A large part of that lies in the price of a staggering DKK 2,500! If we look at the PlayStation scenario first, you end up with a controller which, apart from the switches, has fewer features than the "ordinary" Dualsense controller. You get no Haptic Feedback, Adaptive Triggers, gyroscope or built-in speaker and microphone.
All that in a controller that costs almost DKK 2,000 more than a DualSense. Even the more advanced new DualSense Edge controller can be had for around DKK 1,800. It comes with a lot more accessories, interchangeable thumbsticks and a storage bag. It also comes with a deep integration directly into the PlayStation 5 operating system, and has generally received really good reviews.
If we jump over to the PC scenario, the nice words for Mecha-Tactile switches etc. still apply.
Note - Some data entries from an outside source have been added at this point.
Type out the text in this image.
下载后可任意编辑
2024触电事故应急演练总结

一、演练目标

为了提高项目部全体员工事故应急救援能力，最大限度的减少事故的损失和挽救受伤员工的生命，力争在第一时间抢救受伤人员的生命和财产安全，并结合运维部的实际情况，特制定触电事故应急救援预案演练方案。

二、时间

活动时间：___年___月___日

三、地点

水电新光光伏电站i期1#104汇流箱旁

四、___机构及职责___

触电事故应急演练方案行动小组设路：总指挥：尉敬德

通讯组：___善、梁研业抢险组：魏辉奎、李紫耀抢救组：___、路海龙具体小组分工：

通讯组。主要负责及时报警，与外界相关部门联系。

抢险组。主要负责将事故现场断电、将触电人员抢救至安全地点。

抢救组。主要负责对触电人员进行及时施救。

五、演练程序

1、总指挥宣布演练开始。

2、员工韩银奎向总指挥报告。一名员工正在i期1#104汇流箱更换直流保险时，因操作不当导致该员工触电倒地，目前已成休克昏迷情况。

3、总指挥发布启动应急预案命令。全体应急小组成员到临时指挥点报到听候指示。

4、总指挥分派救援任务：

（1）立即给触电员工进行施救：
But here it is also very difficult to see what the Wolverine V2 Pro can do that makes it special. Your PC actually recognizes it as an Xbox controller, and it works as such and also has the same layout.
You can just get really good Xbox controllers at significantly better prices. An Xbox Elite Series 2 lands around DKK 1,200 cheaper. It also comes with several interchangeable parts, a charging stand and a carrying case for the controller and all parts in the set.
All that considered, I really have a hard time seeing what would justify the price of 2500 kroner for the Wolverine V2 Pro.
We end up with a final grade of 6 for a technically and physically delicious solution, which is, however, WAY too expensive, and which on the PlayStation lacks key features, and in general is just too thin a cup of tea compared to the competitors. On top of that comes a cumbersome software solution.
If you pay THAT much more for a "Pro" controller, in my book it should have a lot of features that you don't get with the normal controller. That's just not the case here and certainly not for the PlayStation 5.